Family of Australian woman who was shot by a Minneapolis police officer outside her home say George Floyd’s death has confirmed their worst fears
- Justine Ruszczyk was shot dead by Minneapolis officer Mohamed Noor in 2017
- Her family said worst fears have come true following the death of George Floyd
- Mr Floyd was pinned down for nine minutes by officer Derek Chauvin on Monday
- He was filmed gasping for air saying ‘I can’t breathe’ before dying in custody
Justine Ruszcyzk was shot dead by police officer Mohamed Noor in 2017
The family of Justine Ruszczyk Australian family who was shot by a police officer outside her home fear that the changes they had hoped for have not been made following the death of George Floyd.
Ms Ruszczyk, a 40-year-old life coach and yoga instructor originally from Sydney, was shot dead by Minneapolis police officer Mohamed Noor in 2017. She had called 911 after hearing a woman’s screams near an alley behind her home.
When she approached Noor’s vehicle he shot her in the stomach.
Noor is serving a 12.5-year prison sentence for killing Ms Ruszcyzk.
Mr Floyd died last week during an arrest on a Minneapolis street after he was suspected of using a counterfeit $20 note at a store.
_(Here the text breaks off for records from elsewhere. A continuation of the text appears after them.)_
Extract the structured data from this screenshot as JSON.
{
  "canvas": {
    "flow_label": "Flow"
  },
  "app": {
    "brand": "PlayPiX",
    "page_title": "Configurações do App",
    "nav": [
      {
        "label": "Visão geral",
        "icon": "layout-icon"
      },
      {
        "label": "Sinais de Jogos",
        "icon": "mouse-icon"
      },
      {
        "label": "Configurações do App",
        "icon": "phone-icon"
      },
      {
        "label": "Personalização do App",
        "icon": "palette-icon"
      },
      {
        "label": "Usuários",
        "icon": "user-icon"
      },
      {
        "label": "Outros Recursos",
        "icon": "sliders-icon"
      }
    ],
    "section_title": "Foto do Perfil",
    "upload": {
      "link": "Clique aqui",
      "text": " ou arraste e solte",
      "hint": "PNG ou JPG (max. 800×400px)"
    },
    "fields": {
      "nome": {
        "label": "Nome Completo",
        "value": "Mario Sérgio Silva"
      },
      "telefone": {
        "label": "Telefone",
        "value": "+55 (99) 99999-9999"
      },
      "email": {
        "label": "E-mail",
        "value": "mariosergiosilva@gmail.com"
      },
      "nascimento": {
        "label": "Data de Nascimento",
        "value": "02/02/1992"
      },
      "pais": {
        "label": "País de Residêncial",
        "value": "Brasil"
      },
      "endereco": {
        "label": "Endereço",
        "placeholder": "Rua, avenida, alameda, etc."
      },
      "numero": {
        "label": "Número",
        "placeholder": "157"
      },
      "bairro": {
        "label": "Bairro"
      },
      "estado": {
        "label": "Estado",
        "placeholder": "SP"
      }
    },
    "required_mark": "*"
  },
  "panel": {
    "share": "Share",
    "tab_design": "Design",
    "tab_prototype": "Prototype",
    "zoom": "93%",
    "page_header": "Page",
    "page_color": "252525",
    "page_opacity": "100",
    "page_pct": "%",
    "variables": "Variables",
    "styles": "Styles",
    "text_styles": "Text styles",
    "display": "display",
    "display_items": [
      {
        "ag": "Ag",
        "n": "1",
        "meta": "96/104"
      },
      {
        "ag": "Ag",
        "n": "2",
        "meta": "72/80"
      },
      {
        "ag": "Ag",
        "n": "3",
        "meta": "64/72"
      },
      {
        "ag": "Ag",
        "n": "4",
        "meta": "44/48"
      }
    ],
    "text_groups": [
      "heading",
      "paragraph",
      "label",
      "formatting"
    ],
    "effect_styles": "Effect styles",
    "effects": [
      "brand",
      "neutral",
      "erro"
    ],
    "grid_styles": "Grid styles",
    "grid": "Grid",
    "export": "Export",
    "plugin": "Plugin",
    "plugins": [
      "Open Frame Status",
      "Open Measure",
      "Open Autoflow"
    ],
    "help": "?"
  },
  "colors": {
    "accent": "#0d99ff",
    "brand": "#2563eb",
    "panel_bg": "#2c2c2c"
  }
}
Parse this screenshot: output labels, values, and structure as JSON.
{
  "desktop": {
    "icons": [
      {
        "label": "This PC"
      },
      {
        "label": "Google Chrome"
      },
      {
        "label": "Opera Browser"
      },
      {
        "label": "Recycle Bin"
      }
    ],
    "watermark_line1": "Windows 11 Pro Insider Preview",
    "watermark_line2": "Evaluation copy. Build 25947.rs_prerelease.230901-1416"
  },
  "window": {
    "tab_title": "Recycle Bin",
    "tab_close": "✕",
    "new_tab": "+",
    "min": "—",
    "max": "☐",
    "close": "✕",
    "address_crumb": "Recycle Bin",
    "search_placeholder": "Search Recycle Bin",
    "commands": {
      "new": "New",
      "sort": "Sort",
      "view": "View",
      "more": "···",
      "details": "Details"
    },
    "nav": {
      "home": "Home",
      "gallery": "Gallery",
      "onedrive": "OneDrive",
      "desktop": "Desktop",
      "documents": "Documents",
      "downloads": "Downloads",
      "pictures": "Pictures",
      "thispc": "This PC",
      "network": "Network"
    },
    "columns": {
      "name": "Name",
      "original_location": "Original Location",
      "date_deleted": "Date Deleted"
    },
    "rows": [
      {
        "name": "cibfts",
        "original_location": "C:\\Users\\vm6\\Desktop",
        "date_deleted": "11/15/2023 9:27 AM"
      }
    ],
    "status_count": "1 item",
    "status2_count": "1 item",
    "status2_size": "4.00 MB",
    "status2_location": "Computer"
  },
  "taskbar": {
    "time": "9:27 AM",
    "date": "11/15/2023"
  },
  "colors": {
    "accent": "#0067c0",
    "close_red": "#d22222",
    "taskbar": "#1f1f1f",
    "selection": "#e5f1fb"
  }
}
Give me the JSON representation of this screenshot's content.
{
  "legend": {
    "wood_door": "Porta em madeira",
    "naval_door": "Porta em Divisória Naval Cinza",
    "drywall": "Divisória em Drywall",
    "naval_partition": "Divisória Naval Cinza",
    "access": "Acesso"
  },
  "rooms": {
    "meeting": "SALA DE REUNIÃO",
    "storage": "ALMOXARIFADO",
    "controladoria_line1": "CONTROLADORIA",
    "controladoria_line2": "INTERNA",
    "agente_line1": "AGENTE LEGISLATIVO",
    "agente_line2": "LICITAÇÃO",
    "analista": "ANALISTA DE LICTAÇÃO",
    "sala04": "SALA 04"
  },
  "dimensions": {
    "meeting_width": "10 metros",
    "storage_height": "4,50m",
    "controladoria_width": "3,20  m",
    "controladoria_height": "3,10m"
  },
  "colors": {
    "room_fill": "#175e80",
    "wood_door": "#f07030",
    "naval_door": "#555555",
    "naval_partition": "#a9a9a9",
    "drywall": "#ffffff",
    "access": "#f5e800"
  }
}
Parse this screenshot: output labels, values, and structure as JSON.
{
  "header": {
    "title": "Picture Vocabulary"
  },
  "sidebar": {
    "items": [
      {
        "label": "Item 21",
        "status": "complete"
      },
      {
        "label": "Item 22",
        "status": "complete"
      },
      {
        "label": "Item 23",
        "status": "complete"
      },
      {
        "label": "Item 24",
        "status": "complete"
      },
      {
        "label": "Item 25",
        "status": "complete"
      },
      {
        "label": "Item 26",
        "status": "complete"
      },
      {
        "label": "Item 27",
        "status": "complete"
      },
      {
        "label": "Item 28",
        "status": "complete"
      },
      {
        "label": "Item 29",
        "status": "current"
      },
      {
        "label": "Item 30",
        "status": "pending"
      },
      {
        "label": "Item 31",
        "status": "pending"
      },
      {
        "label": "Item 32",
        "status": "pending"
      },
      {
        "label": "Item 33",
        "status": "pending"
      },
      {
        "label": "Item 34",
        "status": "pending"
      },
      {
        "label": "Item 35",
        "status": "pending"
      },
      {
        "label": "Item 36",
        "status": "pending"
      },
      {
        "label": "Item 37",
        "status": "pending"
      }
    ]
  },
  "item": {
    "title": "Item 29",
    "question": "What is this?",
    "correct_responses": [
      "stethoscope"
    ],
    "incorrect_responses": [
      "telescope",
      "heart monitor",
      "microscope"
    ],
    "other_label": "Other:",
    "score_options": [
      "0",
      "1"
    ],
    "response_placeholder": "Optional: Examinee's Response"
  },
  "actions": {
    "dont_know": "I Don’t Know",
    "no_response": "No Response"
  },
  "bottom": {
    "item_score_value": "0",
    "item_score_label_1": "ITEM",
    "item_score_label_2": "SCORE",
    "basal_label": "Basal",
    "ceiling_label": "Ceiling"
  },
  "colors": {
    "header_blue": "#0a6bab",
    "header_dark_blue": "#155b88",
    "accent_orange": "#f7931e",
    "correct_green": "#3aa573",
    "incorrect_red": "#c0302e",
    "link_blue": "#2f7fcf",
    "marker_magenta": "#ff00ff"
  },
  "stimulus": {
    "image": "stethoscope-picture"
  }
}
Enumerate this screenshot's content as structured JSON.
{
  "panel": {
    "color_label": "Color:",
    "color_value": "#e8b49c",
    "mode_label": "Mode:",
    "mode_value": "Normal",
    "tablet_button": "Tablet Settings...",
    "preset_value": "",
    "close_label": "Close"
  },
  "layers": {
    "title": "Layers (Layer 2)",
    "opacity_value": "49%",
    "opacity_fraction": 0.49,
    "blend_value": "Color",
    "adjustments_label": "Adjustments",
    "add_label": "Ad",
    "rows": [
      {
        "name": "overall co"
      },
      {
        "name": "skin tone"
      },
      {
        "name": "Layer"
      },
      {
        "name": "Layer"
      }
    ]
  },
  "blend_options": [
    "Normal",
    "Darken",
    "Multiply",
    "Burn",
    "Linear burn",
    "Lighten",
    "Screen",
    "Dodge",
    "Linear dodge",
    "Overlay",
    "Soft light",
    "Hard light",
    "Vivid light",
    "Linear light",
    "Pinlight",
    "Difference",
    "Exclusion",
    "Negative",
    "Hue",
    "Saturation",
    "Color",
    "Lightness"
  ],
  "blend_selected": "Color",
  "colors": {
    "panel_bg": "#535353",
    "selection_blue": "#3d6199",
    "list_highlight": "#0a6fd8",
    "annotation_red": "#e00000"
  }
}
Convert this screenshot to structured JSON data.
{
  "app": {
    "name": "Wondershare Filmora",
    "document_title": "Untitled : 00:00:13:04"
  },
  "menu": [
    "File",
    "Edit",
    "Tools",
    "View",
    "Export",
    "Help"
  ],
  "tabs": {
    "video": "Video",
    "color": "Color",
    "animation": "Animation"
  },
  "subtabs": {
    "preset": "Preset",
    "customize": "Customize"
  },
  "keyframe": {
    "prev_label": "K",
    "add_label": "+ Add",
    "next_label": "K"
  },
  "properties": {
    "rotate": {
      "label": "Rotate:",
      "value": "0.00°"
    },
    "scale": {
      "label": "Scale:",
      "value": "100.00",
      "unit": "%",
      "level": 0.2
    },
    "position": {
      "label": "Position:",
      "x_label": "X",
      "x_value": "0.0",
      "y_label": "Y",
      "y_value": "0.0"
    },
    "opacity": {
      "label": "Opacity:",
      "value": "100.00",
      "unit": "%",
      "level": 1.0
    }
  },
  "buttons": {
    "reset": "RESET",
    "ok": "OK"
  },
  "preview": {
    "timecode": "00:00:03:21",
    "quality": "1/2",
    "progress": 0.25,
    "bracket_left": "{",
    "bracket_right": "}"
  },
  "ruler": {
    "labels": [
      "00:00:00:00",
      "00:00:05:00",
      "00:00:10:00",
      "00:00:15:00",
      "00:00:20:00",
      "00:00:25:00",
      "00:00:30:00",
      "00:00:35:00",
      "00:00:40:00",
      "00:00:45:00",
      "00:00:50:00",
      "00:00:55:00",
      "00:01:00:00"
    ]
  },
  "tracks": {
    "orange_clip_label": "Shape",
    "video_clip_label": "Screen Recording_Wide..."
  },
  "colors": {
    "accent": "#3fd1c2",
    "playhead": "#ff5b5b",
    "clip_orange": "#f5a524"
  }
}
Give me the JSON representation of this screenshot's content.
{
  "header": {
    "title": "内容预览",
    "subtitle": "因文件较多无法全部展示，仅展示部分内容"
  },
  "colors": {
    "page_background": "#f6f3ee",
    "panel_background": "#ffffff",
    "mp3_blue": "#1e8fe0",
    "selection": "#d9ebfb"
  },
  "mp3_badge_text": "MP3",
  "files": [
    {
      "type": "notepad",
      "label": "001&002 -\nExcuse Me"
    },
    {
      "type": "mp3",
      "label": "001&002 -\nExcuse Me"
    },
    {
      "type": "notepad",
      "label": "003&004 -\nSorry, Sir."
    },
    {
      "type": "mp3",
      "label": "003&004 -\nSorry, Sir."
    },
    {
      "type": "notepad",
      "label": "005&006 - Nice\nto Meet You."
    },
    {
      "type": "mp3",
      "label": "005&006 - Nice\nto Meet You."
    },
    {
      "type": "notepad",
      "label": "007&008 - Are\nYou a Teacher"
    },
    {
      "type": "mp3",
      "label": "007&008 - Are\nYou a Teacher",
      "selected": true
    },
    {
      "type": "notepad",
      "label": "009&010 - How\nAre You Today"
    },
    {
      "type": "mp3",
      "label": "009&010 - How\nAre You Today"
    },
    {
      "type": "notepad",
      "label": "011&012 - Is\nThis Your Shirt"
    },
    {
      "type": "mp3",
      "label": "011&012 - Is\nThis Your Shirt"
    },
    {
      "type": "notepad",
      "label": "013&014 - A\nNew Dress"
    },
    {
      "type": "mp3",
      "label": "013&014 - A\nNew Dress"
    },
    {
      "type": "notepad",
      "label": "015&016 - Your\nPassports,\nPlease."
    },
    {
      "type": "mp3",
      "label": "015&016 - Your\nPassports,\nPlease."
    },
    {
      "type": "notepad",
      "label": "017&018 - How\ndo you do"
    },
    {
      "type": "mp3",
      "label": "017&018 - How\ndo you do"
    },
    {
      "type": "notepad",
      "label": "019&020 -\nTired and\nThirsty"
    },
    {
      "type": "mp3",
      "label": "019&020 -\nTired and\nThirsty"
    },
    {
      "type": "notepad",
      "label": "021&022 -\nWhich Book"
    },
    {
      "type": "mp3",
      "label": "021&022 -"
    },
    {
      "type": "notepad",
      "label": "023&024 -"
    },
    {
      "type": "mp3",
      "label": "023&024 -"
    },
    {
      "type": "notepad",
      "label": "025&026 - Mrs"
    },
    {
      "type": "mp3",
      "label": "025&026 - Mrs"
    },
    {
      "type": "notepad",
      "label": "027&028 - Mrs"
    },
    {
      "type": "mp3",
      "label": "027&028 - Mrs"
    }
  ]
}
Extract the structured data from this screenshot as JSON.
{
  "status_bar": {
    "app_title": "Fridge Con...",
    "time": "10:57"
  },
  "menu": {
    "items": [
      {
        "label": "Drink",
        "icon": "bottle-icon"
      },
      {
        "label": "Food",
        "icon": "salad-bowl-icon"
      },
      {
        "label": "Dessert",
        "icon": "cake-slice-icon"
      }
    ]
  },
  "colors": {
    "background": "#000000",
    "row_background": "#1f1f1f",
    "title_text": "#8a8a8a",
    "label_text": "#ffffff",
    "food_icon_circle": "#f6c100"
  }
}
Video by bystanders showed Mr Floyd face down, handcuffed and one of four police officers, Derek Chauvin, using a knee to pin Mr Floyd’s neck for almost nine minutes.
Officer Derek Chauvin (pictured) was identified as the officer pinning down George Floyd in video footage that was widely shared last week
Chauvin was charged with third-degree murder and second-degree manslaughter, sparking violent protests across the US.
The Ruszczyks aimed for a transformational result that would tear down the ‘blue wall of silence’ among officers and force change within the city’s troubled police department.
The Ruszczyks and their lawyer Bob Bennett said Mr Floyd’s death showed the changes they hoped for had not happened.
‘The fact nobody tried to intervene shows exactly the attitude about the blue wall,’ Mr Bennett said.
‘Not one brick of it has been torn down.’
The Ruszczyks, in a statement released last week, said Minneapolis Mayor Jacob Frey and Police Chief Medaria Arradondo told them last year they would work to change the culture and behaviour of officers.
‘The fact that another person has died at the hands of the Minneapolis police using excessive force shows that they have not made adequate changes to their practices and training as we had been told they would after Justine’s murder,’ the Ruszczyks said.
Jhe Ruszczyks aimed for a transformational result that would tear down the ‘blue wall of silence’ among officers (Pictured: Parents of Ms Ruszcyzyk John Ruszczyk and Marian Hefferen arrive to read a statement in front of the media in Sydney, December 21, 2017)
Mr Bennett expects a similar payout to Mr Floyd’s family stating it ‘is not exactly politically correct’ if the payout isn’t in line with Ms Ruszczyks.
‘It would be hard to think it was worth less unless you want to say a black man isn’t worth as much as a white, blonde, young, attractive woman,’ he said.
The Ruszczyks originally filed a $US50 million ($A75 million) civil lawsuit against the City of Minneapolis.
The city settled for $US20 million ($A30 million) three days after the criminal trial where a jury found Noor guilty of third-degree murder and second-degree manslaughter in 2019.
Mr Bennett said Justine’s father John and brother Jason were ‘principled and tough’ in negotiations with the city.